The main themes of this period are: revenge, relationship (with parents, family, kingdom) such as friendship or love, madness, action or inaction, melancholy, doubt, corruption, existence of God, appearance and reality. We can see all of them in Hamlet tragedy but in general in Shakespeare plays. This is due to also from the century: the sixth century is the period of “crises and change” in which happens a lot of events, such as scientific revolution and the discover of an Heliocentric doctrine, that cause the loss of centrality for the men. In this way he’s in a situation in which he needs to fill up his empty made of doubts.

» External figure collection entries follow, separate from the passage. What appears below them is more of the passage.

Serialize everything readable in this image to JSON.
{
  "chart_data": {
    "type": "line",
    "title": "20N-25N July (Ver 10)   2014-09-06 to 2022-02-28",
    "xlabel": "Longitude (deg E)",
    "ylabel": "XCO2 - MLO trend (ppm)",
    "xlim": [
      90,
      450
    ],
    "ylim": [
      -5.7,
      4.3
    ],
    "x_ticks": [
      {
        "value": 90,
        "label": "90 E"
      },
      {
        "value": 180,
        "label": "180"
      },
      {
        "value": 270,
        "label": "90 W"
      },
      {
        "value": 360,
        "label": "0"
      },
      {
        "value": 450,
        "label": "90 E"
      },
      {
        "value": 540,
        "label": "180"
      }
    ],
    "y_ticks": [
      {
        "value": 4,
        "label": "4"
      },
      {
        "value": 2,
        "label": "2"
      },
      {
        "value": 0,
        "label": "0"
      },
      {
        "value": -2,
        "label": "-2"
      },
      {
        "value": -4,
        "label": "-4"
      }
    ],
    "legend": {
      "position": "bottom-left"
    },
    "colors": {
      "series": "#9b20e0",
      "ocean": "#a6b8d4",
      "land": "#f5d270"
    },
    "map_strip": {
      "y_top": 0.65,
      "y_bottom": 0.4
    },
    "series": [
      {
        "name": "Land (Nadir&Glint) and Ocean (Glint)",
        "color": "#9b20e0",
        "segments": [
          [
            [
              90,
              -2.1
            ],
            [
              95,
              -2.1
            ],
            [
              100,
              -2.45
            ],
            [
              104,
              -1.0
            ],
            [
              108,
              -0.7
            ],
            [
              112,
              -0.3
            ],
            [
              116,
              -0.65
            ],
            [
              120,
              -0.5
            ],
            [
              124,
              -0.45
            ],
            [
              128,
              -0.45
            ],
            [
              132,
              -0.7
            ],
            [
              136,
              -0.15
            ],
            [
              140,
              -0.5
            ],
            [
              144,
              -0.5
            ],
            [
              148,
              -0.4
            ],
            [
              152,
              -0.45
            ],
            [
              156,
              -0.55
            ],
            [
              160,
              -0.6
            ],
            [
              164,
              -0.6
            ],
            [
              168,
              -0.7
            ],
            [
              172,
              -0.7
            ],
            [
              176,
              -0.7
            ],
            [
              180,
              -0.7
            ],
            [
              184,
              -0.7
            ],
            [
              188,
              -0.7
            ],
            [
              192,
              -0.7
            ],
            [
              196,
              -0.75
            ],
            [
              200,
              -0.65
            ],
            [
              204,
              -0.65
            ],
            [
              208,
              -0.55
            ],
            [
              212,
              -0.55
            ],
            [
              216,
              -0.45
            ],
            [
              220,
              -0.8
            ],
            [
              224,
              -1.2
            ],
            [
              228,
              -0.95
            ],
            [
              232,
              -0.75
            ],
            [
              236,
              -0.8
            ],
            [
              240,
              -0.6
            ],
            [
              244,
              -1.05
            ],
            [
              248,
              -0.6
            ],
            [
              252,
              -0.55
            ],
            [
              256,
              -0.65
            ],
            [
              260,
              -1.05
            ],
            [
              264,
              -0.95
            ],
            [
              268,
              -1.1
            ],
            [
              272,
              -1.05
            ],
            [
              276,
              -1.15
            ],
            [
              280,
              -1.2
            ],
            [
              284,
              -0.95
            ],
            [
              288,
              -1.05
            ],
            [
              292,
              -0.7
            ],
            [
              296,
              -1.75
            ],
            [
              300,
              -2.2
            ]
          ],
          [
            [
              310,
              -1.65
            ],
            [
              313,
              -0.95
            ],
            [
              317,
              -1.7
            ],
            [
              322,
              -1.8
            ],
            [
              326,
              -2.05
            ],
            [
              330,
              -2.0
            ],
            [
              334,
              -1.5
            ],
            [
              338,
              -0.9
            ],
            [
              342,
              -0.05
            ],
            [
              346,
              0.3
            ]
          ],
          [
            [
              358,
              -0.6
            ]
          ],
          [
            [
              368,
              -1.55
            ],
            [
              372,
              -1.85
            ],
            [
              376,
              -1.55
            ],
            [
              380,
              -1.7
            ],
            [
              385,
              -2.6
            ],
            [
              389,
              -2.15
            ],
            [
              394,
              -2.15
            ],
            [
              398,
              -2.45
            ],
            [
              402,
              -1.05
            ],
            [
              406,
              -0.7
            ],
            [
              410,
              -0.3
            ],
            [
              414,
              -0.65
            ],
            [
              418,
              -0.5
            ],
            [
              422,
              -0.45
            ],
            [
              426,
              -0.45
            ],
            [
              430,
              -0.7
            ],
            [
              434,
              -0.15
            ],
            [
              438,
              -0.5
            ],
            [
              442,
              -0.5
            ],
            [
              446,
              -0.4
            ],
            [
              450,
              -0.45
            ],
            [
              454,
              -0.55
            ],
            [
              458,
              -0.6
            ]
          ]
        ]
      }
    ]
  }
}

The usual plot of the tales of this period is a crime committed against a family that can’t be punished by low, so appears a hero who goes through revenge. Another features is the appearance of a Ghost that reveals an hidden truth, such as in Hamlet. Therefore there are some techniques adopted from actors to share a common experience with the audience: the soliloquy, which is a way through the characters can shows their thoughts or intentions and also to place themselves isolated from the reality, and the “play-within-the play”. Another expedient to involve the audience is the language; in Hamlet it is underlined: he adopts an ambiguous language in which some words has got an hidden means. It is connected with unconscious language but also to the will to surpass, through the words, the apparent meaning and reality.
The language permits also to discover and understand better the psychology of characters, which is a thing more developed by Shakespeare: he wanted to include in his plays some features that can show the reality more ostensibly, and so to establish a close relationship with the audience.